The highest-ranking administrators have responsibility for proper etiquette. And everyone, from teachers to students to guests at the ceremony, must participate positively.

Not doing so is to disrespect those who have earned our utmost admiration — the graduates.

And not doing so should also earn a simple invitation out of the event that very moment. Security and school personnel are on hand — use them.

We are appalled when we see what may very well be the most significant occasion in a young person's life ruined and essentially deemphasized by someone, a guest of the occasion, trying to outshine the graduates.

Yes, we're naming the person clapping at the inappropriate time. Yes, the person with the air horn. Yes, the person shouting to their loved one during the processional, or worse, as the names are called to accept diplomas and the next person’s name can’t be heard.

When seniors are ready to march in, it is appropriate and expected that guests who are able be asked to stand. It is a significant sign of respect for the graduates.

And likewise, at the recessional, it is expected that guests will not leave, but will instead stand and watch the honored participants exit first.

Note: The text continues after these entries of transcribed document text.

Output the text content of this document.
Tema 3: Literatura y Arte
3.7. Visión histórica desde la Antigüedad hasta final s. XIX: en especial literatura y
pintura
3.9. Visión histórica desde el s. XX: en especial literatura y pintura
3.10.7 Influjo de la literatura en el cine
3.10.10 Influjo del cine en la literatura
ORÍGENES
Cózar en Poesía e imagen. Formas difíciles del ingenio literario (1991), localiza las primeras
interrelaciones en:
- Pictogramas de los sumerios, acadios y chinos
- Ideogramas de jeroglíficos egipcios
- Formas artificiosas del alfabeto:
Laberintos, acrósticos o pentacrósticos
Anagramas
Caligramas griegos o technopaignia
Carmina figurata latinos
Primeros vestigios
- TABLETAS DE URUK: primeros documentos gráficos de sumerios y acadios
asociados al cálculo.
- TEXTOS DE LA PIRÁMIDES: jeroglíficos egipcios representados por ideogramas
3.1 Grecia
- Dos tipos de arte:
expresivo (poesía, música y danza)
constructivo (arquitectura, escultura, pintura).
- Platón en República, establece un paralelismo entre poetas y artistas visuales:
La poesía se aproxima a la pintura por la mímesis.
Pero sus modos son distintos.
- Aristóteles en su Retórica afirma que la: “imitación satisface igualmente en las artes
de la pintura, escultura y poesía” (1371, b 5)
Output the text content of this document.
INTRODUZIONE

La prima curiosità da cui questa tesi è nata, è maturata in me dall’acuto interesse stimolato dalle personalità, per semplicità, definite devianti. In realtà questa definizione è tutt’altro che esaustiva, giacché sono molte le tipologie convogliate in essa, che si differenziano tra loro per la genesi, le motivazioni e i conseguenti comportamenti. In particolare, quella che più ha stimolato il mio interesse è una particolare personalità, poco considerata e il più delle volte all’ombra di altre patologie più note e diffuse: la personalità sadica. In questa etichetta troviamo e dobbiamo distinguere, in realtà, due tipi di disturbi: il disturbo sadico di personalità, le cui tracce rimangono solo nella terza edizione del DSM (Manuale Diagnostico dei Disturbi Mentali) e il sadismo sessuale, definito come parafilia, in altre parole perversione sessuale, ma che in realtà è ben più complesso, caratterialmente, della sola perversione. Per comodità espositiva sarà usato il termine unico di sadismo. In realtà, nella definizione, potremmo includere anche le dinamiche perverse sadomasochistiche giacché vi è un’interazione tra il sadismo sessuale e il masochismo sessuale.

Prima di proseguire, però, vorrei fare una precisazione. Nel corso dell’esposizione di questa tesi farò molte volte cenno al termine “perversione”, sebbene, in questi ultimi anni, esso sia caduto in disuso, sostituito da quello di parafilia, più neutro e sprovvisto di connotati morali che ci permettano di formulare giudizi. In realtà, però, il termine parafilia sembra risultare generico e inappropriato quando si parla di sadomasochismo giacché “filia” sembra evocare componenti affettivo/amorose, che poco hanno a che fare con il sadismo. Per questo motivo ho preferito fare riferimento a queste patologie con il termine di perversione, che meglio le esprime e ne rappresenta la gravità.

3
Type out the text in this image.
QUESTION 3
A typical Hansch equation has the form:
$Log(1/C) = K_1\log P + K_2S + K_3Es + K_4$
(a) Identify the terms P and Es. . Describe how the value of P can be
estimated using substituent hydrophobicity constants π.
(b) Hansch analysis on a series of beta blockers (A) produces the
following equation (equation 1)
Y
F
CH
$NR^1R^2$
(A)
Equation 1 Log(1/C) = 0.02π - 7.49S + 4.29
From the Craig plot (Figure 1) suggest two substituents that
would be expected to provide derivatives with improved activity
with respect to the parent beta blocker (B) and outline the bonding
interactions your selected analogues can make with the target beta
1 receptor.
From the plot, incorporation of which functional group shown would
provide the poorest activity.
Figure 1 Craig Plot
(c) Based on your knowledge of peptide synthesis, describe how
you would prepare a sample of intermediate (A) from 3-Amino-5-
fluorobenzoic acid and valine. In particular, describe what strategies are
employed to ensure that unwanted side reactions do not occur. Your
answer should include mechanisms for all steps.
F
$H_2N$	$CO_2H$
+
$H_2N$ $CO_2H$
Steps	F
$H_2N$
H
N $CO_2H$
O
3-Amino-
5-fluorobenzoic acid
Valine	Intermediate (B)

For some, attending a graduation may be a first. That's why it is OK for guests to be given instructions before the event begins.

The hoots and hollers, the calling to loved ones — yes, we know they are loved and those attending are proud, but this is not about anyone in the grandstands. It is about the graduates.

That anyone would call attention to themselves on a day as significant as this is rude and unacceptable.

Times change and evolve. But we remain committed to expecting proper decorum at high school graduations.

Any Tri-County school and school system administration not in agreement will be failing their graduates.